The whole idea of getting one's 'fair share' because it is justified is of covetousness and envy. It is to seek one's own fleshly desires to be satisfied of what thinks oneself entitled to. The very thought of thinking oneself entitled to anything in the first place is the height of pride, which of course, most people do not realise because they are so proud. It is all too appealing to the flesh to think that one is justified in getting what one wants, and justified to think that such a thought it justified.  This manifests in one believing in the 'fair share', in seeking to justify such a self-entitlement, while yet trying to claim that one is not envious or covetous in doing so. 

The very concept of 'fair share' is itself covetous and envious. It is to claim for oneself what one wants, not what one justly "deserves", but what one wants, and that alone. That people cannot even see that it is concerned with one's own fleshly desires is itself evidence of such covetousness and self-justification of such fleshliness. This manifests in the double-mindedness of only acknowledging that claiming an unfair of excessive share is covetousness and greed, but that claiming a fair share is not. The concept itself is covetous and envious as it thinks that one "deserves" something. That itself is to be covetous. 
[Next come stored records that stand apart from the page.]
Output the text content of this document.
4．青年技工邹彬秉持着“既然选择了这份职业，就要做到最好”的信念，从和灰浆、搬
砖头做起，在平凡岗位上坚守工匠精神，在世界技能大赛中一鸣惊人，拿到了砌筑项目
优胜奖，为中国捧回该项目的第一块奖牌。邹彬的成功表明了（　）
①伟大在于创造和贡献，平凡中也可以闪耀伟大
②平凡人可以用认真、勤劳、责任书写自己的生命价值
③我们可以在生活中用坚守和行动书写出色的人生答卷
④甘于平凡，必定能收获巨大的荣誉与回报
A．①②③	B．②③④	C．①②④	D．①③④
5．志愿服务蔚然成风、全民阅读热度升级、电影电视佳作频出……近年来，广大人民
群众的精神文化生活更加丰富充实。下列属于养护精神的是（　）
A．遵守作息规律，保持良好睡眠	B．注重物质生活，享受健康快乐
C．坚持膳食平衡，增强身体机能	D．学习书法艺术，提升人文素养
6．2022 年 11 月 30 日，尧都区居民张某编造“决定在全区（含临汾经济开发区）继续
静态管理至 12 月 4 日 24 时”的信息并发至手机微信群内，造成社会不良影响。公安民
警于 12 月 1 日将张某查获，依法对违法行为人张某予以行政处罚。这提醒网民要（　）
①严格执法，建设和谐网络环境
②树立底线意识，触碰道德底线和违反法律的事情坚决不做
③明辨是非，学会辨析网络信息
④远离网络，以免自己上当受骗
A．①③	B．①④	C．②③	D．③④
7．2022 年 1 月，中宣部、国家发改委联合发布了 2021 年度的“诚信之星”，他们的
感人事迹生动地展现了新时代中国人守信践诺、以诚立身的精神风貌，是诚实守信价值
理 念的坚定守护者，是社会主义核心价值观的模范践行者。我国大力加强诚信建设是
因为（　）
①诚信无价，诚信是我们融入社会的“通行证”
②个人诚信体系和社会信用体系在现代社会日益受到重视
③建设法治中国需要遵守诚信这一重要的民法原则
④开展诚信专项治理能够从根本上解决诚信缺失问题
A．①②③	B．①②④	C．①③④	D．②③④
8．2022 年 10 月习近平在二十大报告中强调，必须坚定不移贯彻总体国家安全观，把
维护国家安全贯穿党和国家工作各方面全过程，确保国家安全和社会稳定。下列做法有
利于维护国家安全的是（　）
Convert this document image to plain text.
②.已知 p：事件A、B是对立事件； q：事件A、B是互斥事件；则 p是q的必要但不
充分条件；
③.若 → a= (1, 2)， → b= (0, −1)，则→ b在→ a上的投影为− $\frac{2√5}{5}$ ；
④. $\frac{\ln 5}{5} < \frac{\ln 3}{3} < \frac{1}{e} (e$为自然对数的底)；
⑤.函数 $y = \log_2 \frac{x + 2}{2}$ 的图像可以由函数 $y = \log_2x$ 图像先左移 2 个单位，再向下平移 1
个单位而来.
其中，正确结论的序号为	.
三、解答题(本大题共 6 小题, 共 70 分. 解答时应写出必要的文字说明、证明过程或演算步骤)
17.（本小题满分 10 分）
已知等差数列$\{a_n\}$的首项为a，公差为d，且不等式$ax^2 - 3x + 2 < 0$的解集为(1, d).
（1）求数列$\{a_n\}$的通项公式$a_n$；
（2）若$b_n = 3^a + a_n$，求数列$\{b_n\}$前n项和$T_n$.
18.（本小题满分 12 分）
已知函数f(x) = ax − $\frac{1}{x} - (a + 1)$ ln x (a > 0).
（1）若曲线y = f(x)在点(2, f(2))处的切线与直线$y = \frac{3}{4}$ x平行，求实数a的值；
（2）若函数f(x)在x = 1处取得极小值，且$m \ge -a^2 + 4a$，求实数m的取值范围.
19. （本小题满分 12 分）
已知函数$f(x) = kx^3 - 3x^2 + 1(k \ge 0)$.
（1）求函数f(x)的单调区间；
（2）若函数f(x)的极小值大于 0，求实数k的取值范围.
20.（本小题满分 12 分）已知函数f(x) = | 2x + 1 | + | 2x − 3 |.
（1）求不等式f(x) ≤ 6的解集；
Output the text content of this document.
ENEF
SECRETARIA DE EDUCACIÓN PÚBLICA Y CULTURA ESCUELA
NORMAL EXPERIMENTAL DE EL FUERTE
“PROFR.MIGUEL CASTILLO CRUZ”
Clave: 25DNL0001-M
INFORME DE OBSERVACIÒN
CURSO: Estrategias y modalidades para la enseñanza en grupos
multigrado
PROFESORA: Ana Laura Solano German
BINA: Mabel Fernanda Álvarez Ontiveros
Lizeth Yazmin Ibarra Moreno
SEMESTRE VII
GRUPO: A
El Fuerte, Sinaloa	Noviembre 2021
If you still think that the concept of 'fair share' is a legitimate doctrine, let me ask you, what do you deserve? You deserve to burn in Hell because you have sinned in the eyes of God (Romans 3:23). You do not even deserve a single breath or to even exist at all, let alone all the totally undeserved things you enjoy in life, including the simplest things, such as sight, hearing, smell, touch and taste. To call such things privileges is a severe understatement. They are totally undeserved. 


Oh, how proud is humankind in thinking it deserves what it wants. That is why it gets preoccupied and lives for all earthly vanities such as human rights, equality, 'economic justice', 'social justice', 'gay rights', 'women's rights', civil liberties,  property rights and all other vain rubbish that are filthy rags. Such are manifestations of covetousness, envy and pride, wanting what others have, and wanting what you do not even deserve in the first place at all.

Seeking one's "fair share" is covetousness itself. That is precisely what the world does. The issue is not whether one does indeed have a fair share to something, in it is a justified claim,  in the earthly sense. The issue is the manner of spirit in which one claims something. Seeking one's "fair share" is a manifestation of covetousness and envy as it thinks that one deserves what one wants. 

Covetousness need not demand an excessive share of what one is entitled to in the earthly sense, whether it be under the law of a country, or be morally fair and equitable. As long as one is seeking one's own, is itself covetousness.